I think a quote from a distressed mother sums up my thoughts for this subject very well: “How dare they tell me that I cannot save my son’s life?…’Let your child die, because my religious belief is more important than your child’s life.’…[they] have no right to stop me from saving my son’s life (Taking Sides 67).” We are concerned about human rights in America, supposedly. I think to say an embryo in a Petri dish has more rights to be protected than the people who are alive now and suffering from incurable conditions is completely outrageous. We need a reality check in this country. Social conservatives are afraid of something like cloning coming to be a commonplace reality here and they have it in their minds that this is something evil that has to be stopped. They have lost sight of the ultimate human right, which is the right to live and choose what they please. I agree with this mother. Choose what you want for your own embryos and children, but let everyone else choose to do what is right for their families and themselves. Let them choose a less risky option if they want, but at least let them make the choice on their own. For all the hope that’s been lost in the past eight years, we owe them that.

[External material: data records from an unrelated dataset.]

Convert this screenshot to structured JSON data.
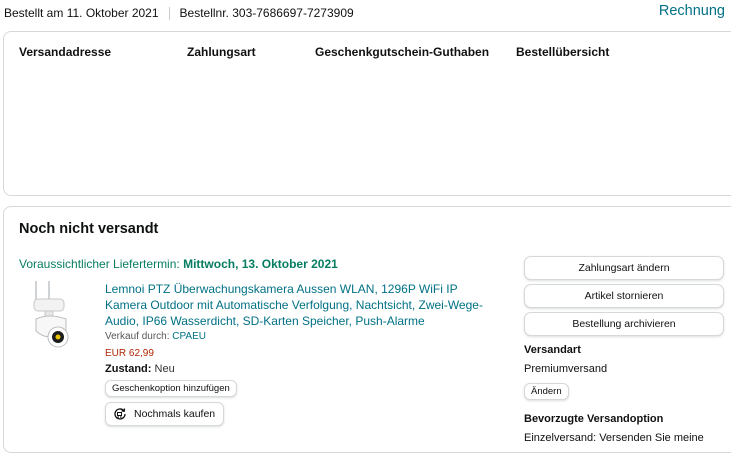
{
  "top": {
    "order_date": "Bestellt am 11. Oktober 2021",
    "order_number": "Bestellnr. 303-7686697-7273909",
    "invoice_link": "Rechnung"
  },
  "summary": {
    "headers": [
      "Versandadresse",
      "Zahlungsart",
      "Geschenkgutschein-Guthaben",
      "Bestellübersicht"
    ]
  },
  "shipment": {
    "title": "Noch nicht versandt",
    "delivery_label": "Voraussichtlicher Liefertermin:",
    "delivery_date": "Mittwoch, 13. Oktober 2021",
    "product_title": "Lemnoi PTZ Überwachungskamera Aussen WLAN, 1296P WiFi IP Kamera Outdoor mit Automatische Verfolgung, Nachtsicht, Zwei-Wege-Audio, IP66 Wasserdicht, SD-Karten Speicher, Push-Alarme",
    "seller_label": "Verkauf durch:",
    "seller_name": "CPAEU",
    "price": "EUR 62,99",
    "condition_label": "Zustand:",
    "condition_value": "Neu",
    "gift_option_button": "Geschenkoption hinzufügen",
    "buy_again_button": "Nochmals kaufen"
  },
  "actions": {
    "change_payment": "Zahlungsart ändern",
    "cancel_items": "Artikel stornieren",
    "archive_order": "Bestellung archivieren"
  },
  "shipping": {
    "method_title": "Versandart",
    "method_value": "Premiumversand",
    "change_button": "Ändern",
    "preferred_title": "Bevorzugte Versandoption",
    "preferred_text": "Einzelversand: Versenden Sie meine"
  },
  "colors": {
    "link": "#007185",
    "delivery_green": "#067d62",
    "price_red": "#b12704",
    "border": "#d5d9d9"
  },
  "icons": {
    "buy_again": "refresh-cart-icon",
    "product_image": "security-camera-icon"
  }
}
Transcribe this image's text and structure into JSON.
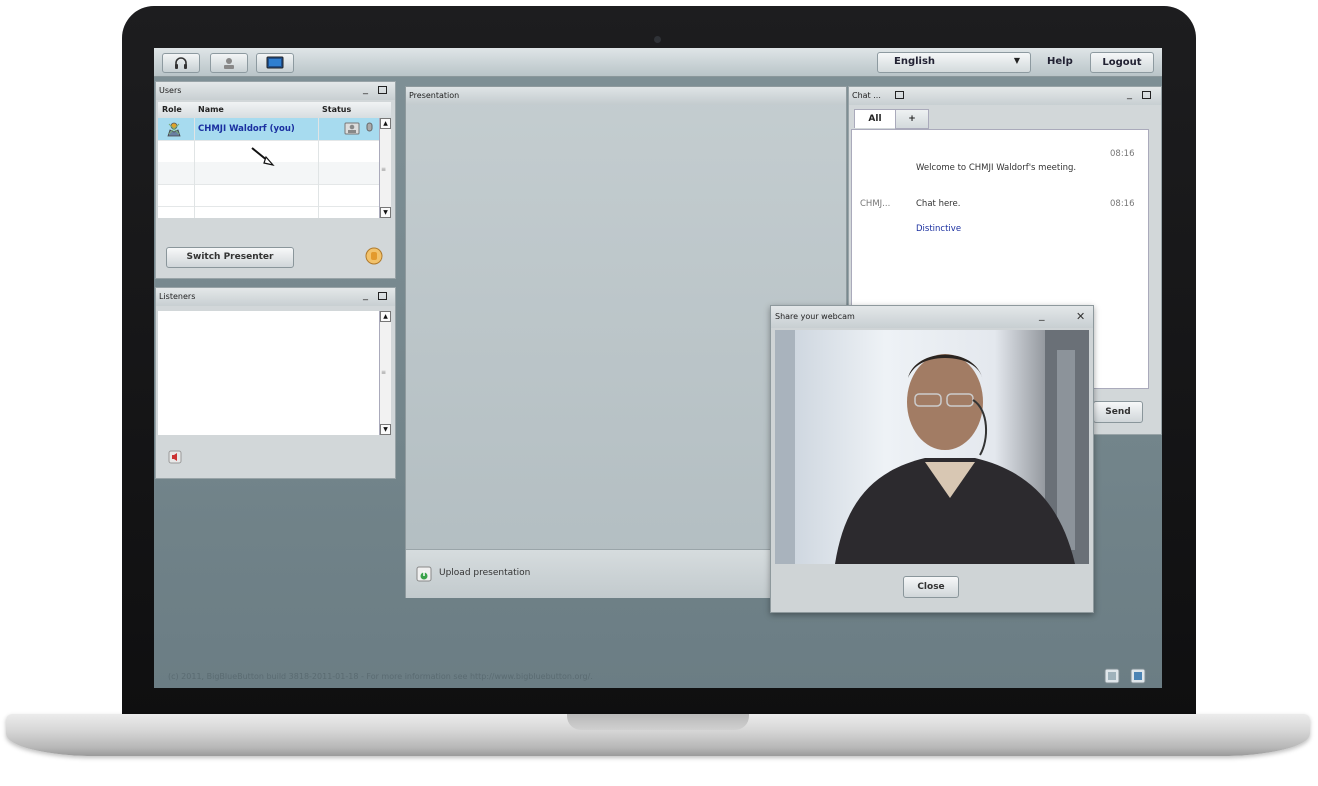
{
  "topbar": {
    "language": "English",
    "help": "Help",
    "logout": "Logout"
  },
  "users": {
    "title": "Users",
    "columns": [
      "Role",
      "Name",
      "Status"
    ],
    "rows": [
      {
        "name": "CHMJI Waldorf (you)"
      }
    ],
    "switch_presenter": "Switch Presenter"
  },
  "listeners": {
    "title": "Listeners"
  },
  "presentation": {
    "title": "Presentation",
    "upload": "Upload presentation"
  },
  "chat": {
    "title": "Chat ...",
    "tabs": [
      "All",
      "+"
    ],
    "messages": [
      {
        "sender": "",
        "text": "Welcome to CHMJI Waldorf's meeting.",
        "time": "08:16"
      },
      {
        "sender": "CHMJ...",
        "text": "Chat here.",
        "time": "08:16"
      },
      {
        "sender": "",
        "text": "Distinctive",
        "time": ""
      }
    ],
    "send": "Send"
  },
  "webcam": {
    "title": "Share your webcam",
    "close": "Close"
  },
  "footer": "(c) 2011, BigBlueButton build 3818-2011-01-18 - For more information see http://www.bigbluebutton.org/.",
  "colors": {
    "screen_bg": "#7a8b91",
    "selected_row": "#a7dbef",
    "link_blue": "#1a2fa0"
  }
}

I think these religious interests groups and churches have forgotten what Jesus did when he came here: he healed the sick. If the only representation of God in the flesh we have is Jesus shouldn’t we be following that example? There is so much negative thinking in the realm of science by religious activists. People that think they can’t possibly coincide. If God truly created the world, science is the tool to discover how he did it, and what laws and patterns he set in place at the beginning so that millions of years later human life would surface and have the consciousness and ability to think about things before we start pointing fingers and making laws and accusing people of trying to play God. Stem-cell research is the beginning of something very big. Are we going to let our closed-mindedness stopper the success it could mean for the field of medicine? Or are we going to accept progress, and see where it takes us, what it lets us learn about God’s world? As believers, we forget that even our own faith was called wrong and people were killed for it… Sure, we don’t kill people for it anymore, but killing hopes and dreams may be even worse. Instead of persecution, they call it politics.

Lucky for us there is a new administration and Congress. I have high hopes, but there is a lot going on with the economy and foreign affairs that it may be a while before medical research gets a chance to shine again. Hopefully it begins to get the attention and praise it deserves soon, or I should start looking into a new career path.